Heisenberg fu un fisico tedesco di primo piano nel Novecento, Premio
Nobel nel 1933 e padre della Meccanica quantistica.
Werner Heisenberg nacque il 5 dicembre del 1901 da Anna Wecklein e
August Heisenberg, un insegnante del ginnasio figlio di un fabbro. La
famiglia Heisenberg incarna appieno il modello della famiglia
intellettuale-borghese guglielmina: la madre è una donna istruita,
completamente dedita alla crescita dei figli e devota al marito, che
aiuta anche nel lavoro; il padre è un uomo rigido e severo, cresce i figli
secondo le convenzioni protestanti ma non dimostra di avere una fede
radicata.
Werner è il secondogenito e il padre fomenta fin dalla più tenera età la
rivalità fra i due fratelli: sviluppa la loro competitività nelle lezioni di
musica e con giochi matematici, mettendo in palio niente di meno che il
Werner Heisenberg suo affetto e le sue attenzioni.
Proprio in questa situazione emergono le caratteristiche principali del carattere del giovane Werner,
caratteristiche che poi contraddistingueranno tutta la sua vita: un viscerale amore per la matematica e una
sfrenata ambizione.
Frequenta il ginnasio a Monaco, immerso in un ambiente fecondo e stimolante. Trova quasi
immediatamente un appoggio nel suo maestro di matematica, Christop Wolff, che si riferisce ai suoi
risultati scolastici considerandoli un successo ottenuto per gioco. Ciononostante il piccolo Heisenberg è un
ragazzo chiuso, quasi scontroso, sebbene goda dell’ammirazione dei compagni per la sua intelligenza.

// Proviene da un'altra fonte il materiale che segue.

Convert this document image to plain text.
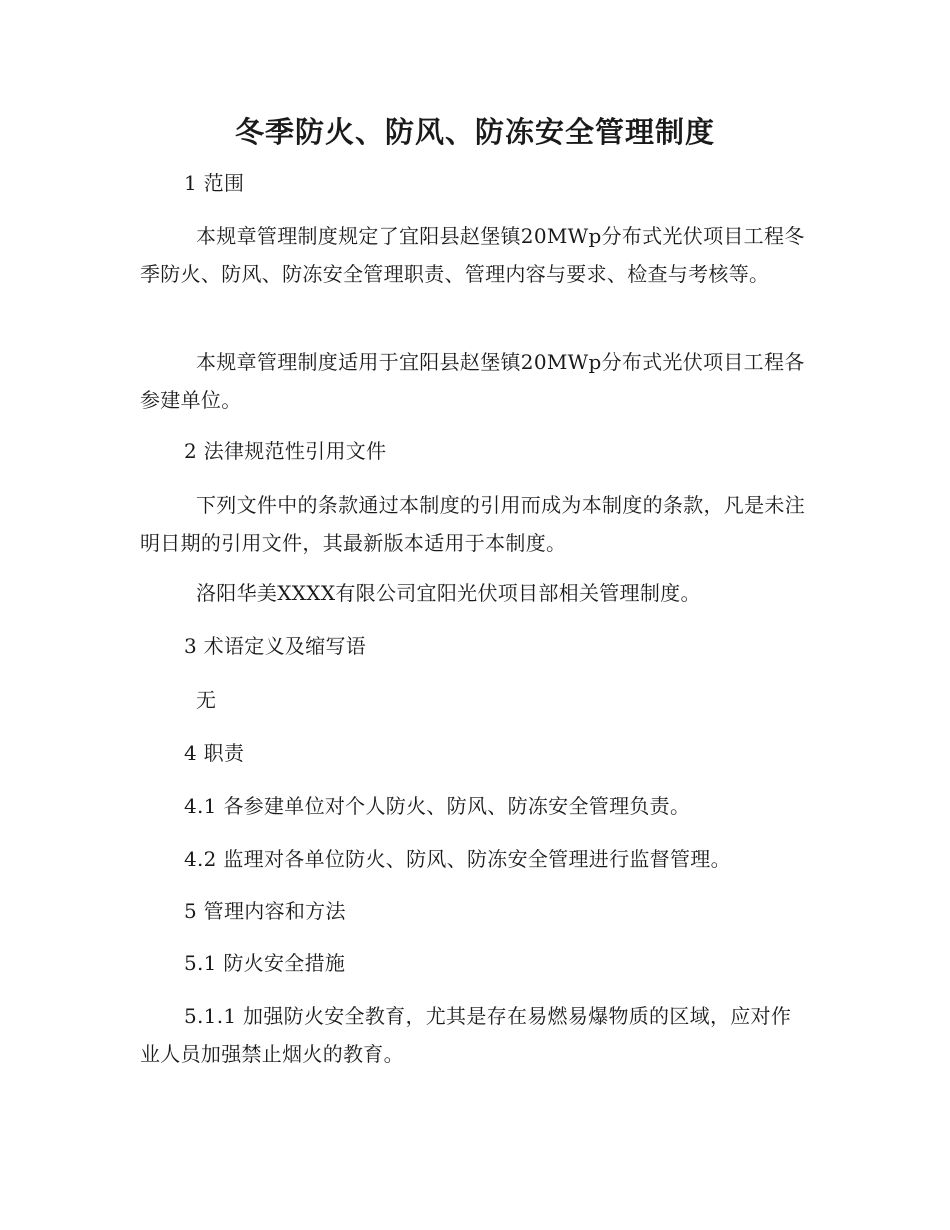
冬季防火、防风、防冻安全管理制度

1 范围

本规章管理制度规定了宜阳县赵堡镇20MWp分布式光伏项目工程冬季防火、防风、防冻安全管理职责、管理内容与要求、检查与考核等。

本规章管理制度适用于宜阳县赵堡镇20MWp分布式光伏项目工程各参建单位。

2 法律规范性引用文件

下列文件中的条款通过本制度的引用而成为本制度的条款，凡是未注明日期的引用文件，其最新版本适用于本制度。

洛阳华美XXXX有限公司宜阳光伏项目部相关管理制度。

3 术语定义及缩写语

无

4 职责

4.1 各参建单位对个人防火、防风、防冻安全管理负责。

4.2 监理对各单位防火、防风、防冻安全管理进行监督管理。

5 管理内容和方法

5.1 防火安全措施

5.1.1 加强防火安全教育，尤其是存在易燃易爆物质的区域，应对作业人员加强禁止烟火的教育。
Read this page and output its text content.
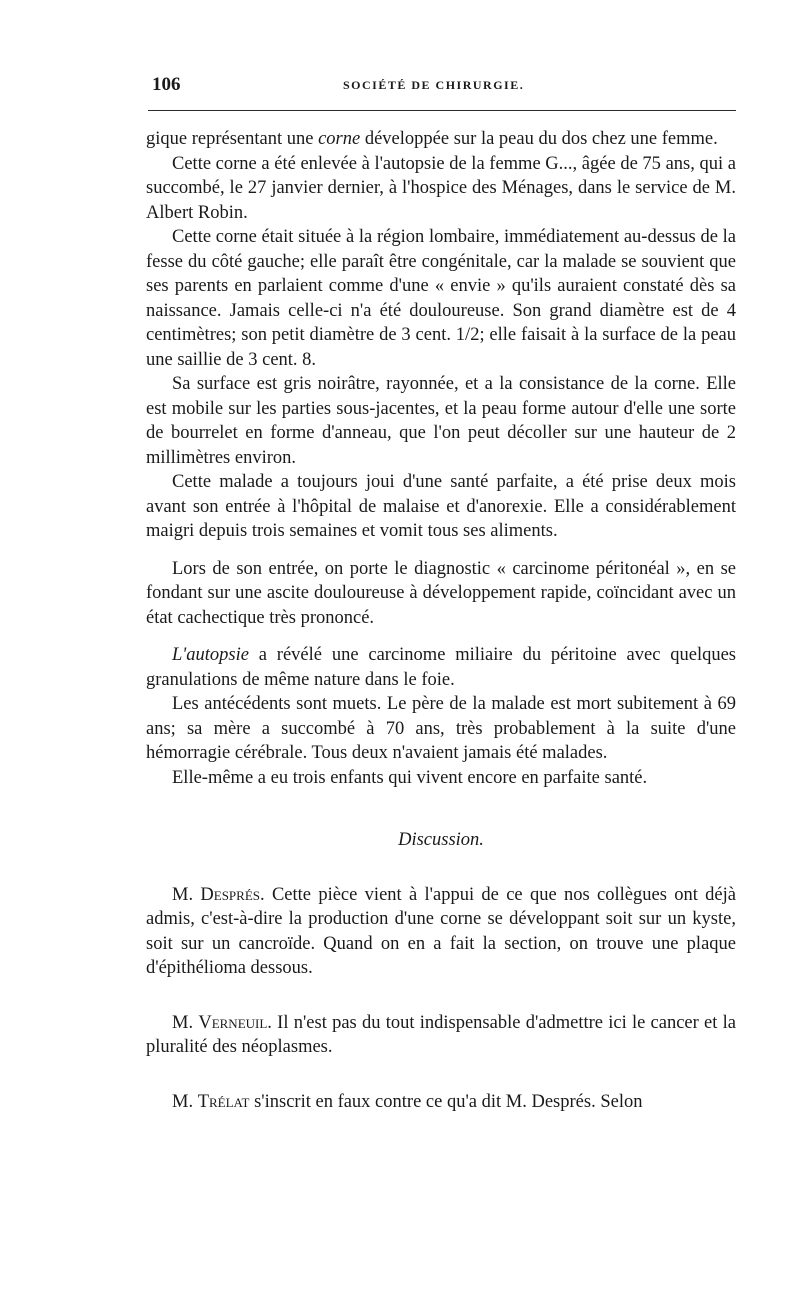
106	SOCIÉTÉ DE CHIRURGIE.

gique représentant une corne développée sur la peau du dos chez une femme.

Cette corne a été enlevée à l'autopsie de la femme G..., âgée de 75 ans, qui a succombé, le 27 janvier dernier, à l'hospice des Ménages, dans le service de M. Albert Robin.

Cette corne était située à la région lombaire, immédiatement au-dessus de la fesse du côté gauche; elle paraît être congénitale, car la malade se souvient que ses parents en parlaient comme d'une « envie » qu'ils auraient constaté dès sa naissance. Jamais celle-ci n'a été douloureuse. Son grand diamètre est de 4 centimètres; son petit diamètre de 3 cent. 1/2; elle faisait à la surface de la peau une saillie de 3 cent. 8.

Sa surface est gris noirâtre, rayonnée, et a la consistance de la corne. Elle est mobile sur les parties sous-jacentes, et la peau forme autour d'elle une sorte de bourrelet en forme d'anneau, que l'on peut décoller sur une hauteur de 2 millimètres environ.

Cette malade a toujours joui d'une santé parfaite, a été prise deux mois avant son entrée à l'hôpital de malaise et d'anorexie. Elle a considérablement maigri depuis trois semaines et vomit tous ses aliments.

Lors de son entrée, on porte le diagnostic « carcinome péritonéal », en se fondant sur une ascite douloureuse à développement rapide, coïncidant avec un état cachectique très prononcé.

L'autopsie a révélé une carcinome miliaire du péritoine avec quelques granulations de même nature dans le foie.

Les antécédents sont muets. Le père de la malade est mort subitement à 69 ans; sa mère a succombé à 70 ans, très probablement à la suite d'une hémorragie cérébrale. Tous deux n'avaient jamais été malades.

Elle-même a eu trois enfants qui vivent encore en parfaite santé.

Discussion.

M. Després. Cette pièce vient à l'appui de ce que nos collègues ont déjà admis, c'est-à-dire la production d'une corne se développant soit sur un kyste, soit sur un cancroïde. Quand on en a fait la section, on trouve une plaque d'épithélioma dessous.

M. Verneuil. Il n'est pas du tout indispensable d'admettre ici le cancer et la pluralité des néoplasmes.

M. Trélat s'inscrit en faux contre ce qu'a dit M. Després. Selon
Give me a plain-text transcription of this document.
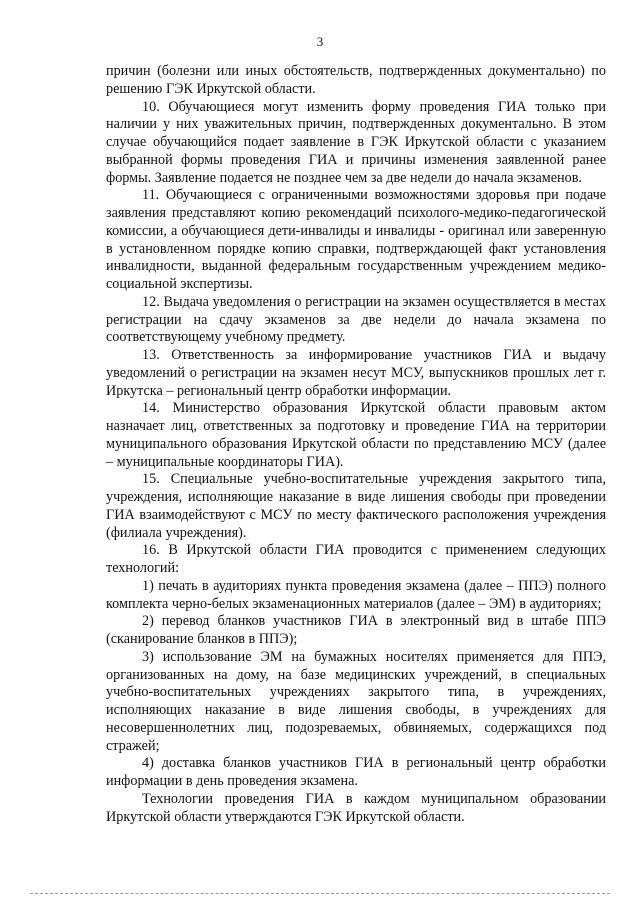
3

причин (болезни или иных обстоятельств, подтвержденных документально) по решению ГЭК Иркутской области.

10. Обучающиеся могут изменить форму проведения ГИА только при наличии у них уважительных причин, подтвержденных документально. В этом случае обучающийся подает заявление в ГЭК Иркутской области с указанием выбранной формы проведения ГИА и причины изменения заявленной ранее формы. Заявление подается не позднее чем за две недели до начала экзаменов.

11. Обучающиеся с ограниченными возможностями здоровья при подаче заявления представляют копию рекомендаций психолого-медико-педагогической комиссии, а обучающиеся дети-инвалиды и инвалиды - оригинал или заверенную в установленном порядке копию справки, подтверждающей факт установления инвалидности, выданной федеральным государственным учреждением медико-социальной экспертизы.

12. Выдача уведомления о регистрации на экзамен осуществляется в местах регистрации на сдачу экзаменов за две недели до начала экзамена по соответствующему учебному предмету.

13. Ответственность за информирование участников ГИА и выдачу уведомлений о регистрации на экзамен несут МСУ, выпускников прошлых лет г. Иркутска – региональный центр обработки информации.

14. Министерство образования Иркутской области правовым актом назначает лиц, ответственных за подготовку и проведение ГИА на территории муниципального образования Иркутской области по представлению МСУ (далее – муниципальные координаторы ГИА).

15. Специальные учебно-воспитательные учреждения закрытого типа, учреждения, исполняющие наказание в виде лишения свободы при проведении ГИА взаимодействуют с МСУ по месту фактического расположения учреждения (филиала учреждения).

16. В Иркутской области ГИА проводится с применением следующих технологий:

1) печать в аудиториях пункта проведения экзамена (далее – ППЭ) полного комплекта черно-белых экзаменационных материалов (далее – ЭМ) в аудиториях;

2) перевод бланков участников ГИА в электронный вид в штабе ППЭ (сканирование бланков в ППЭ);

3) использование ЭМ на бумажных носителях применяется для ППЭ, организованных на дому, на базе медицинских учреждений, в специальных учебно-воспитательных учреждениях закрытого типа, в учреждениях, исполняющих наказание в виде лишения свободы, в учреждениях для несовершеннолетних лиц, подозреваемых, обвиняемых, содержащихся под стражей;

4) доставка бланков участников ГИА в региональный центр обработки информации в день проведения экзамена.

Технологии проведения ГИА в каждом муниципальном образовании Иркутской области утверждаются ГЭК Иркутской области.
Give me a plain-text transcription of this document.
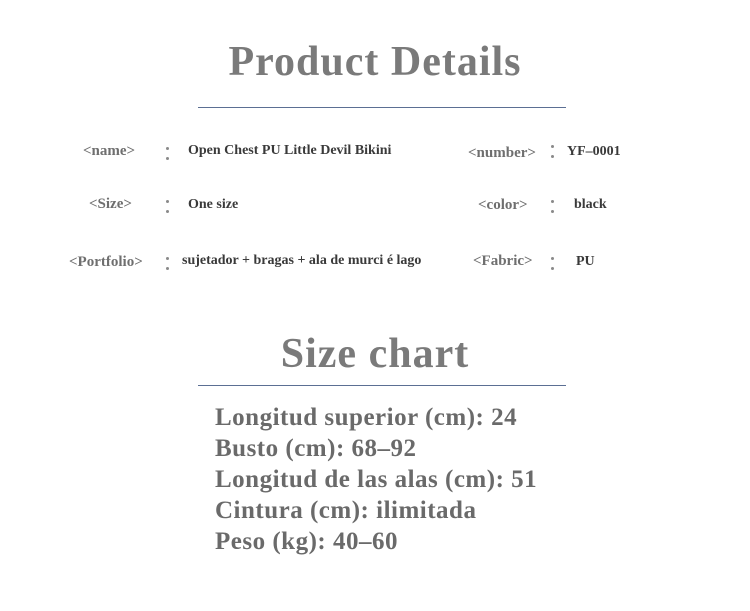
Product Details
<name>	Open Chest PU Little Devil Bikini	<number> YF‒0001
<Size>	One size	<color>	black
<Portfolio>	sujetador + bragas + ala de murci é lago	<Fabric>	PU
Size chart
Longitud superior (cm): 24
Busto (cm): 68‒92
Longitud de las alas (cm): 51
Cintura (cm): ilimitada
Peso (kg): 40‒60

Le materie in cui eccelle sono la matematica, la fisica e la religione, e ciò è causa di dispiacere del padre per
la sua aridità letteraria. Consegue un esame di stato brillante, che gli permette di ottenere la prestigiosa
borsa di studio per la Maximilaneum-Stiftung.
La prima guerra mondiale è appena finita e la partecipazione politica dei giovani è quasi obbligatoria in quel
momento, ma Werner, a differenza del fratello, non ne è attirato; preferisce piuttosto aderire a un gruppo
di duecentocinquanta ragazzi simile nell’ideologia a quello ben più famoso dei Boy Scout, i Pfadfinder: il 1
agosto del 1919 partecipa al loro primo incontro al Castello di Prinn.
“Dibattemmo appassionatamente se il destino della Germania fosse o meno più importante di quello
dell’umanità, se i giovani avessero il diritto di vivere secondo le proprie convinzioni, se il sacrificio dei caduti,
fosse stato vanificato dalla sconfitta, se le verità personali fossero più importanti dei valori tradizionali.”
Heisenberg
Questa è solo la prima volta in cui si troverà a riflettere sul posto da assegnare nella scala dei valori alla sua
patria rispetto all’umanità intera, ma si tratta di un passaggio fondamentale, ai fini di questa tesina, per
capire l’educazione e il retaggio culturale con cui dovrà fare i conti più tardi il grande fisico.
4
Egli diventa ben presto il leader del movimento: programma letture nella casa paterna, controlla il
comportamento dei compagni vietando loro alcool e tabacco, si fa dispensatore di buoni consigli e
incoraggiamenti, organizza tra il 1920 e il 1921 lezioni sull’opera e sull’astronomia per i lavoratori,
fermamente convinto della possibilità e del dovere di innalzare le masse; cerca un contatto più stretto con
la natura, madre benevola che lo incanta con le sue bellezze, viaggia molto per la Germania, il Sud Tirolo e
si spinge fino in Finlandia.
Si iscrive alla facoltà di Fisica Teorica di Arnold Sommerfeld dell’Università di Monaco e solo dopo due mesi
inizia ad analizzare, su richiesta del suo insegnante, i dati sugli spettri atomici ed elabora la spiegazione
dell’effetto Zeeman, spiegazione che però sgomenta Sommerfeld che gli consiglia di sospendere il lavoro,
sebbene un anno dopo il francese Landè pubblicherà esattamente gli stessi risultati.
Sarà la prima e l’ultima volta nella sua vita che si lascerà condizionare nei suoi lavori dall’opinione altrui.